Meldrum received a rare Colt Quickdraw Model Single Action .45-caliber revolver with an “eagle motif” on pearl handles. The unique pistol featured intricate engraving by Helfrict with gold inlay probably from the Tomboy’s gold. The words “from the Tomboy Gold Mine, Telluride, Colorado” are on the handle. On the pistol butt was engraved “Rob’t D. Meldrum.” One of Colorado’s billionaires, Bill Koch, purchased the gun at auction for $250,000.
Three years after his fancy gift, Meldrum’s killing continued. Sent to arrest David Lambert, Meldrum, instead, shot him. A Telluride jury found him not guilty, but as the labor wars declined and unions gained power, Meldrum wisely headed north to Wyoming. A complicated character, he was also an artist and an accomplished leather craftsman.

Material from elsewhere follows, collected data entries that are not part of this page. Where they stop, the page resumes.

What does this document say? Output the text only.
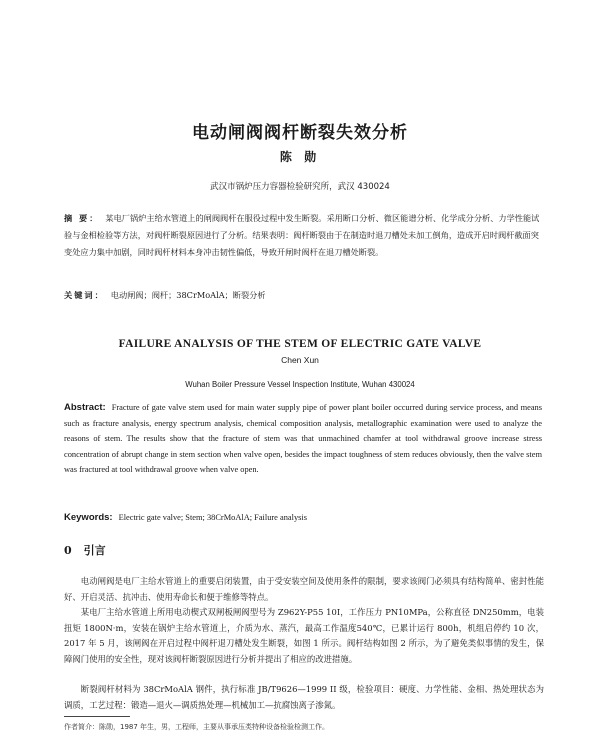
电动闸阀阀杆断裂失效分析
陈 勋
武汉市锅炉压力容器检验研究所，武汉 430024
摘 要： 某电厂锅炉主给水管道上的闸阀阀杆在服役过程中发生断裂。采用断口分析、微区能谱分析、化学成分分析、力学性能试验与金相检验等方法，对阀杆断裂原因进行了分析。结果表明：阀杆断裂由于在制造时退刀槽处未加工倒角，造成开启时阀杆截面突变处应力集中加剧，同时阀杆材料本身冲击韧性偏低，导致开闸时阀杆在退刀槽处断裂。
关键词： 电动闸阀；阀杆；38CrMoAlA；断裂分析
FAILURE ANALYSIS OF THE STEM OF ELECTRIC GATE VALVE
Chen Xun
Wuhan Boiler Pressure Vessel Inspection Institute, Wuhan 430024
Abstract: Fracture of gate valve stem used for main water supply pipe of power plant boiler occurred during service process, and means such as fracture analysis, energy spectrum analysis, chemical composition analysis, metallographic examination were used to analyze the reasons of stem. The results show that the fracture of stem was that unmachined chamfer at tool withdrawal groove increase stress concentration of abrupt change in stem section when valve open, besides the impact toughness of stem reduces obviously, then the valve stem was fractured at tool withdrawal groove when valve open.
Keywords: Electric gate valve; Stem; 38CrMoAlA; Failure analysis
0 引言
电动闸阀是电厂主给水管道上的重要启闭装置，由于受安装空间及使用条件的限制，要求该阀门必须具有结构简单、密封性能好、开启灵活、抗冲击、使用寿命长和便于维修等特点。
某电厂主给水管道上所用电动楔式双闸板闸阀型号为 Z962Y-P55 10I，工作压力 PN10MPa，公称直径 DN250mm，电装扭矩 1800N·m，安装在锅炉主给水管道上，介质为水、蒸汽，最高工作温度540℃，已累计运行 800h，机组启停约 10 次，2017 年 5 月，该闸阀在开启过程中阀杆退刀槽处发生断裂，如图 1 所示。阀杆结构如图 2 所示，为了避免类似事情的发生，保障阀门使用的安全性，现对该阀杆断裂原因进行分析并提出了相应的改进措施。
断裂阀杆材料为 38CrMoAlA 钢件，执行标准 JB/T9626—1999 II 级，检验项目：硬度、力学性能、金相、热处理状态为调质，工艺过程：锻造—退火—调质热处理—机械加工—抗腐蚀离子渗氮。
作者简介：陈勋，1987 年生，男，工程师，主要从事承压类特种设备检验检测工作。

In and out of court, continuing to kill at random, he finally shot an amiable cowboy named Chick Bowen in January 1912. After three trials for murder, he spent a short period in the Wyoming Penitentiary. By 1926, fire had destroyed his saddle shop in Walcott, Wyoming, and he disappeared from history. Today, the Museum of Northwest Colorado has a standing reward of $500 for anyone who can locate “the final resting place of Bob Meldrum.”
HHHBilly the Kid lives on in legend and in the folklore of New Mexico. Butch Cassidy and The Sundance Kid died in Bolivia after a botched bank robbery. They ride together in Western lore and in one of the best films ever made in Durango and La Plata County. But Bob Meldrum disappears into history and rightfully so. His gold-engraved gun remains as a symbol of corporate power and in remembrance of miners pistol-whipped by a deputized killer who wore a badge.
So who were the crooks and who were the criminals in the history of the West?